Les enquêteurs lettons ont retrouvé 16 personnes dans un véhicule, ainsi que 11 autres enfermées dans le sous-sol d’un bâtiment abandonné, près de la frontière avec la Biélorussie. Trois hommes soupçonnés d’être des passeurs ont été interpellés. Depuis 2021, Minsk est accusé d’être à l’origine d’un afflux de migrants aux frontières orientales de l’Union européenne pour déstabiliser le Vieux continent.
(...) Cette affaire a mené les enquêteurs sur la piste d’une ferme, dans la région de Kalupe, dans l’Est de la Lettonie. Lors de la perquisition, les agents ont retrouvé 11 exilés, originaires du Pakistan et du Bangladesh, retenus dans le sous-sol du bâtiment. "La maison était quasi abandonnée. On aurait pu ne jamais trouver ces personnes", a affirmé Maris Pukinskis.
Deux citoyens lettons ont par ailleurs été arrêtés dans cette opération, et placés en garde à vue.
La Pologne, la Lituanie et l’Estonie se barricadent
Depuis 2021, la Pologne, la Lituanie et l’Estonie accusent Moscou d’être à l’origine d’un afflux de migrants aux frontières orientales de l’Union européenne (UE) pour déstabiliser le Vieux continent.
Suite à l’élection frauduleuse d’Alexandre Loukachenko à la tête de la Biélorussie, l’UE avait pris une série de sanctions cette année-là. En guise de représailles, Minsk aurait volontairement encouragé l’arrivée d’exilés du Moyen-Orient puis facilité leurs traversées des frontières pour entrer dans l’UE, estiment les autorités européennes. (...)
En réponse, la Lettonie a augmenté ses forces de sécurité dans la région, et a achevé fin 2023 la construction d’un mur de barbelés à sa frontière avec la Biélorussie. La Lituanie, a fait de même. Ce mur, de quatre mètres de hauteur et d’environ 550 kilomètres de long, a été achevé fin 2022.

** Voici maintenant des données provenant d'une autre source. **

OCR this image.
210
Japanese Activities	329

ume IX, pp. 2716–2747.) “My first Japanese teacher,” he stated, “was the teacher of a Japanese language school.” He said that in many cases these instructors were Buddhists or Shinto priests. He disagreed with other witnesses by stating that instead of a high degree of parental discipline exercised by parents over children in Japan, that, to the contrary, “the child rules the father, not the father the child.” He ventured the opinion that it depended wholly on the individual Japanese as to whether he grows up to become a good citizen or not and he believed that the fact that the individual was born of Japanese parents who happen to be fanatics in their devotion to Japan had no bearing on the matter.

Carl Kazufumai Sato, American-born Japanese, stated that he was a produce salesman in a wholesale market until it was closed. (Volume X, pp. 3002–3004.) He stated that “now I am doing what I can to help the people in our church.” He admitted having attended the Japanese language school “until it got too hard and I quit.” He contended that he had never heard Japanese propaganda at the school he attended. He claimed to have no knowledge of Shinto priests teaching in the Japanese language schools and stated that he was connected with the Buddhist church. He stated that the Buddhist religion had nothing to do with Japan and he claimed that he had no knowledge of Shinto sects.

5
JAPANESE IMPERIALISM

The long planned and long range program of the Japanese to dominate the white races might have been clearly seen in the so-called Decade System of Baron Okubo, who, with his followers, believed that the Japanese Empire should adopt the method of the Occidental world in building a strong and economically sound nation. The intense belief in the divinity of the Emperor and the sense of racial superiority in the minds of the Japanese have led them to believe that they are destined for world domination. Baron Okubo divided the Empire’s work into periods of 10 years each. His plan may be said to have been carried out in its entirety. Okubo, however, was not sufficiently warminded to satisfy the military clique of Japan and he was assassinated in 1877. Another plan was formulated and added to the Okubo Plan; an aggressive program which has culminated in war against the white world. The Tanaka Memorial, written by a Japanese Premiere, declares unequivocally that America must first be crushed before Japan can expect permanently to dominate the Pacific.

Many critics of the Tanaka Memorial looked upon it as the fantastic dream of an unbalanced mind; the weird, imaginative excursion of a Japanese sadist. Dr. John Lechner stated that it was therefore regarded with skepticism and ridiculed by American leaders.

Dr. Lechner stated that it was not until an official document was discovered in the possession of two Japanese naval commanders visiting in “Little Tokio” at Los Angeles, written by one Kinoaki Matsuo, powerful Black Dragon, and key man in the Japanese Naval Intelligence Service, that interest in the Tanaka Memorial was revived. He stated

Depuis d’autres mesures ont été prises dans le pays voisin, la Lituanie, pour tenter d’empêcher les arrivées de migrants. En avril 2023, les autorités y ont notamment approuvé une nouvelle loi permettant à des citoyens "volontaires" de patrouiller le long de la frontière avec la Biélorussie. Ces bénévoles peuvent faire usage de la force pour repousser les exilés dans le pays voisin. (...)
À l’instar des deux premiers pays frontaliers de la Biélorussie, la Pologne aussi s’est barricadée. Fin juin 2022, Varsovie a, également, inauguré un mur à sa frontière biélorusse.
Et la dernière mesure pour lutter contre les arrivées irrégulières a fait bondir les défenseurs des droits. Les députés polonais ont approuvé, le 12 juillet dernier, une nouvelle loi qui autorise les agents en poste à la frontière biélorusse à tirer à balles réelles sur des exilés, en situation "de légitime défense" ou de "manière préventive".
D’après un rapport d’associations lettones, lituaniennes, polonaises et biélorusses, plus de 150 000 migrants ont été refoulés sur la frontière Est de l’Europe depuis 2021. Les humanitaires déplorent par ailleurs au moins 116 morts en trois ans le long de cette frontière.